Da Wikipedia, l'enciclopedia libera.

Giuditta e Oloferne
Michelangelo Merisi da Caravaggio, 1599
olio su tela, 145 × 195 cm
Roma, Galleria nazionale di arte antica

Giuditta e Oloferne è un dipinto ad olio su tela di cm 145 x 195 realizzato nel 1599 dal pittore italiano Caravaggio.

È conservato alla Galleria nazionale di arte antica di Roma.

In questo quadro Caravaggio rappresenta l'episodio biblico della decapitazione del condottiero assiro Oloferne da parte della vedova ebraica Giuditta, che voleva salvare il proprio popolo dalla dominazione straniera.

Giuditta è raffigurata intenta a mozzare la testa di Oloferne con una spada, mentre alla scena assiste una vecchia serva.
Nel ruolo di Giuditta venne raffigurata la cortigiana Fillide Melandroni, amica dell'artista.

Non ci sono molti elementi che contribuiscono a rendere nota l'ambientazione della scena, lo sfondo è scuro, è presente un panneggio rosso in alto a sinistra e una parte minima del letto su cui giace Oloferne. Caravaggio è rimasto fedele al clima dell'episodio biblico, facendo decapitare il re con una daga mediorientale, ma ha anche attualizzato la scena, poiché l'abbigliamento di Giuditta è quello tipico delle donne a lui contemporanee.

Il pittore fissa l'acme emotivo nell'immagine di Oloferne: lo sguardo vitreo farebbe supporre che sia già morto, ma lo spasmo e la tensione dei muscoli indurrebbero a pensare il contrario.

Accanto a Giuditta Caravaggio ha inserito una serva molto vecchia e brutta, come simbolico contraltare alla bellezza e alla giovinezza della vedova.

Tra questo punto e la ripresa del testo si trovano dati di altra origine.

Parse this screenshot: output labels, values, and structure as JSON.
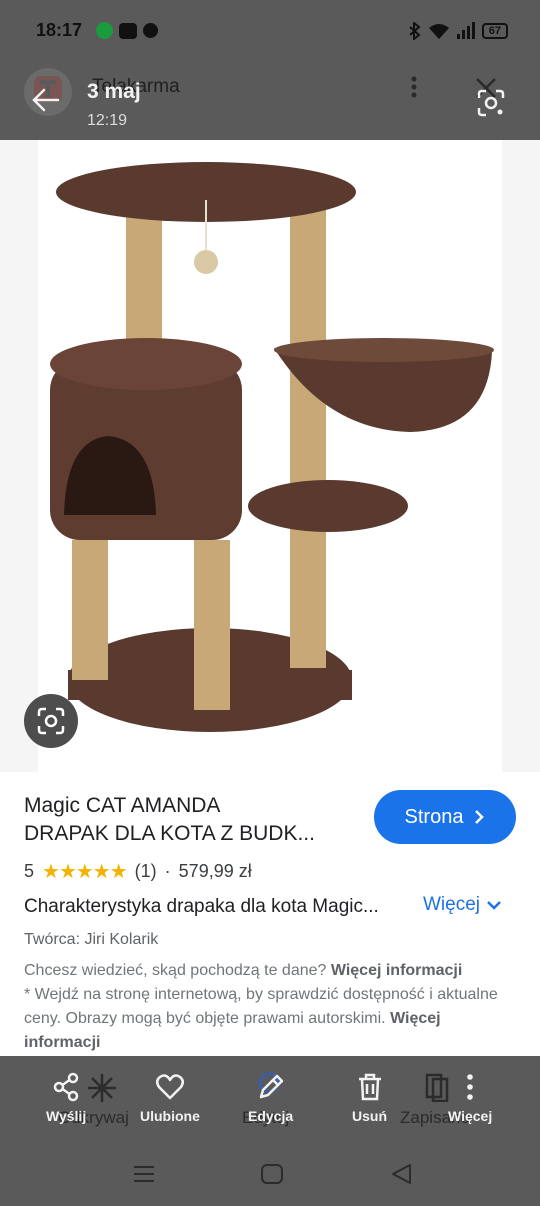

In questo modo l'autore sottolinea (con un artificio artistico legato alla fisiognomica, caro anche a Leonardo) le differenze tra le due figure e fa risaltare maggiormente la prima, che incarna grandi valori morali.

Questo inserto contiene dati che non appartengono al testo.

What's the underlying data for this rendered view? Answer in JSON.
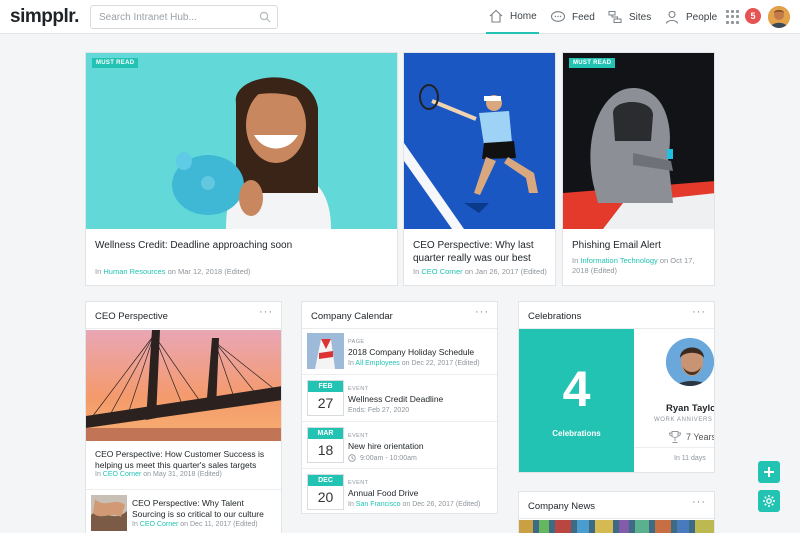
{
  "header": {
    "logo": "simpplr.",
    "search_placeholder": "Search Intranet Hub...",
    "nav": [
      {
        "label": "Home",
        "icon": "home-icon"
      },
      {
        "label": "Feed",
        "icon": "chat-icon"
      },
      {
        "label": "Sites",
        "icon": "sites-icon"
      },
      {
        "label": "People",
        "icon": "person-icon"
      }
    ],
    "notification_count": "5"
  },
  "featured": [
    {
      "badge": "MUST READ",
      "title": "Wellness Credit: Deadline approaching soon",
      "prefix": "In",
      "place": "Human Resources",
      "date": "on Mar 12, 2018 (Edited)"
    },
    {
      "badge": "",
      "title": "CEO Perspective: Why last quarter really was our best",
      "prefix": "In",
      "place": "CEO Corner",
      "date": "on Jan 26, 2017 (Edited)"
    },
    {
      "badge": "MUST READ",
      "title": "Phishing Email Alert",
      "prefix": "In",
      "place": "Information Technology",
      "date": "on Oct 17, 2018 (Edited)"
    }
  ],
  "ceo": {
    "title": "CEO Perspective",
    "items": [
      {
        "title": "CEO Perspective: How Customer Success is helping us meet this quarter's sales targets",
        "prefix": "In",
        "place": "CEO Corner",
        "date": "on May 31, 2018 (Edited)"
      },
      {
        "title": "CEO Perspective: Why Talent Sourcing is so critical to our culture",
        "prefix": "In",
        "place": "CEO Corner",
        "date": "on Dec 11, 2017 (Edited)"
      }
    ]
  },
  "calendar": {
    "title": "Company Calendar",
    "items": [
      {
        "type": "PAGE",
        "name": "2018 Company Holiday Schedule",
        "prefix": "In",
        "place": "All Employees",
        "date": "on Dec 22, 2017 (Edited)"
      },
      {
        "month": "FEB",
        "day": "27",
        "type": "EVENT",
        "name": "Wellness Credit Deadline",
        "sub": "Ends: Feb 27, 2020"
      },
      {
        "month": "MAR",
        "day": "18",
        "type": "EVENT",
        "name": "New hire orientation",
        "sub": "9:00am - 10:00am"
      },
      {
        "month": "DEC",
        "day": "20",
        "type": "EVENT",
        "name": "Annual Food Drive",
        "prefix": "In",
        "place": "San Francisco",
        "date": "on Dec 26, 2017 (Edited)"
      }
    ]
  },
  "celebrations": {
    "title": "Celebrations",
    "count": "4",
    "label": "Celebrations",
    "person": {
      "name": "Ryan Taylor",
      "tag": "WORK ANNIVERS",
      "years": "7 Years",
      "when": "In 11 days"
    }
  },
  "news": {
    "title": "Company News"
  },
  "more": "···",
  "colors": {
    "accent": "#23c3b3",
    "badge": "#e55353"
  }
}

Infatti, la poca credibilità di Giuditta come vedova e la tensione fisica minima con cui ella turbata, inorridita, taglia la testa ad Oloferne, confermano il forte valore simbolico di tale rappresentazione, diversamente, per esempio, dal dipinto di Artemisia Gentileschi, con il medesimo soggetto. Infatti Giuditta, presentata come simbolo di salvezza che Dio offre al popolo ebraico, assurge anche a simbolo della Chiesa stessa e del suo ruolo salvifico, ulteriormente testimoniato dal colore bianco della camicia della donna, che evoca la purezza.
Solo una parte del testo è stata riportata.